CDC on Neo4j Aura

Neo4j extracts CDC information from the transaction log. However, by default the transaction log does not contain information directly usable by CDC. For CDC to work, the transaction log need to be enriched with further information. This is applied as an extra configuration option to each database. As soon as CDC is enabled, the database is ready to answer CDC queries from client applications.

CDC has three working modes:

  • OFF — CDC is disabled (default).

  • DIFF — Changes are captured as the difference between before and after states of each changed entity (i.e. they only contain removals, updates and additions).

  • FULL — Changes are recorded as a complete copy of the before and after states of each changed entity (i.e. the contain the full node/relationship, regardless of the extent to which they were altered).

Enable/Toggle CDC mode

Admin users can tweak the CDC mode for a database through the setting Edit CDC Mode, accessible via the Aura instance options. Non-admin users may view the current CDC mode, but may not edit it.

Modifying CDC mode from DIFF to FULL or vice-versa immediately changes the structure of captured changes. Your CDC application must be able to deal with the change of format.

Disable CDC

Admin users can disable CDC for a database through the setting Edit CDC Mode, accessible via the Aura instance options. Set the mode to OFF. Only admin users can disable CDC mode for a database.

Disabling CDC immediately breaks the continuity of change events. Change identifiers generated before disabling can no longer be used and, even if CDC is re-enabled, the previously-generated change identifiers remain invalid. Disabling and then re-enabling CDC is equivalent to enabling it for the first time: there is no memory of previous changes.

CDC is automatically disabled for:

  • New instances

  • Cloned instances

  • Paused instances

  • Instances restored from a snapshot

Key considerations

Pause/Resume databases

It is not recommended to pause a database that has CDC mode set to DIFF or FULL, as the CDC mode gets set to OFF when the database is resumed.

When an instance is resumed, it behaves similarly to restoring a snapshot.

Security

CDC returns all changes in the database and is not limited to the entities which a certain user is allowed to access. In order to prevent unauthorized access, the procedure db.cdc.query requires admin privileges and should be configured for least privilege access.

For a regular user to be able to run db.cdc.query, the user must have been granted execute privileges as well as boosted execute privileges.

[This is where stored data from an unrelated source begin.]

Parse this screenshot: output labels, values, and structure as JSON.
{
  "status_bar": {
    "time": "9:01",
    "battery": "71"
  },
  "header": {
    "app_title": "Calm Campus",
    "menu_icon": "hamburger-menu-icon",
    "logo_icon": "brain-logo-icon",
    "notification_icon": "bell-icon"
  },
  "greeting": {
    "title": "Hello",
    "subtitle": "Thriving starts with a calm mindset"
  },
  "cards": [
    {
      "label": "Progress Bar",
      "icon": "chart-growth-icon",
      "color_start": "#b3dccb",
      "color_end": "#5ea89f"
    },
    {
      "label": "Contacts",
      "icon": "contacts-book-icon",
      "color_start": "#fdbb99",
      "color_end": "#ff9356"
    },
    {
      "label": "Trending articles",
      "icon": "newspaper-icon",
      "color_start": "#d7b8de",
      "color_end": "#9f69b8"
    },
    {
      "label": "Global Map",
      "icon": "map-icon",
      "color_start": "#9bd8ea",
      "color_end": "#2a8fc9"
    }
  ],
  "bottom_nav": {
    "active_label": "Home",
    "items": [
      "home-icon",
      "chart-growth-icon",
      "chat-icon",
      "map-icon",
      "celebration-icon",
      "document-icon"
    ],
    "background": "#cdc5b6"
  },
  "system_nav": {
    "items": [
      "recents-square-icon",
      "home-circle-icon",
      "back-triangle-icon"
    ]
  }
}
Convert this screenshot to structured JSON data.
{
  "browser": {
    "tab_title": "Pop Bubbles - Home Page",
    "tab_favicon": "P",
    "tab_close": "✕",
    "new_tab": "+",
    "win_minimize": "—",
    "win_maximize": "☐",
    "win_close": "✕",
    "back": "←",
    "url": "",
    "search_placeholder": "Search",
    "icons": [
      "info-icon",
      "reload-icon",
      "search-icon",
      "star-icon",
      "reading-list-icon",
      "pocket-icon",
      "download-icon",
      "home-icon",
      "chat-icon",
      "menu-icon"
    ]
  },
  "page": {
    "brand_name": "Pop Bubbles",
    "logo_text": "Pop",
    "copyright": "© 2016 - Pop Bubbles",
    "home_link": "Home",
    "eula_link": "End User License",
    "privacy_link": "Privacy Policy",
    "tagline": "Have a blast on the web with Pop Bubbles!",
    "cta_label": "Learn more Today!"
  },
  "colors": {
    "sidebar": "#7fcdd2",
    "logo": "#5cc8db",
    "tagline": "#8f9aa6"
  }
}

GRANT EXECUTE PROCEDURE db.cdc.query ON DBMS TO $role;
GRANT EXECUTE BOOSTED PROCEDURE db.cdc.query ON DBMS TO $role;

Non-boosted execute privileges are usually part of the PUBLIC role, in which case they do not need to be granted a second time.

Furthermore, the user does not have access to a database unless they have been granted access.

GRANT ACCESS ON DATABASE $database TO $role

Usually the PUBLIC role already has access to the default database.

The procedures db.cdc.current and db.cdc.earliest do not require admin privileges. In order to execute these, access to the database and regular execution privileges are sufficient.

For more details regarding procedure privileges in Neo4j, see Operations Manual → Manage procedure and user-defined function permissions.

Transaction log retention

Since CDC information is stored in transaction log entries, the time for which the logs are retained dictates how far back in time your application may query for CDC data.

The amount of disk space reserved for transaction logs is fixed, and logs are rotated and pruned regularly to ensure their size doesn’t grow beyond the threshold. When logs get pruned, your CDC application loses access to the transactions contained in the deleted files. Normally this is not an issue, as applications are meant to consume changes in (quasi) real time. Should your CDC application be unavailable for too long a time though, some of the oldest unconsumed changes may have already been pruned by the time it is available again.

Although retrieving the earliest change event may help you get a feeling for how far back in time your database’s transaction logs are retained, you should be careful in making assumptions based on that: the rate at which old transactions are pruned from logs depends on the number and size of incoming transactions, and is thus likely to oscillate over time.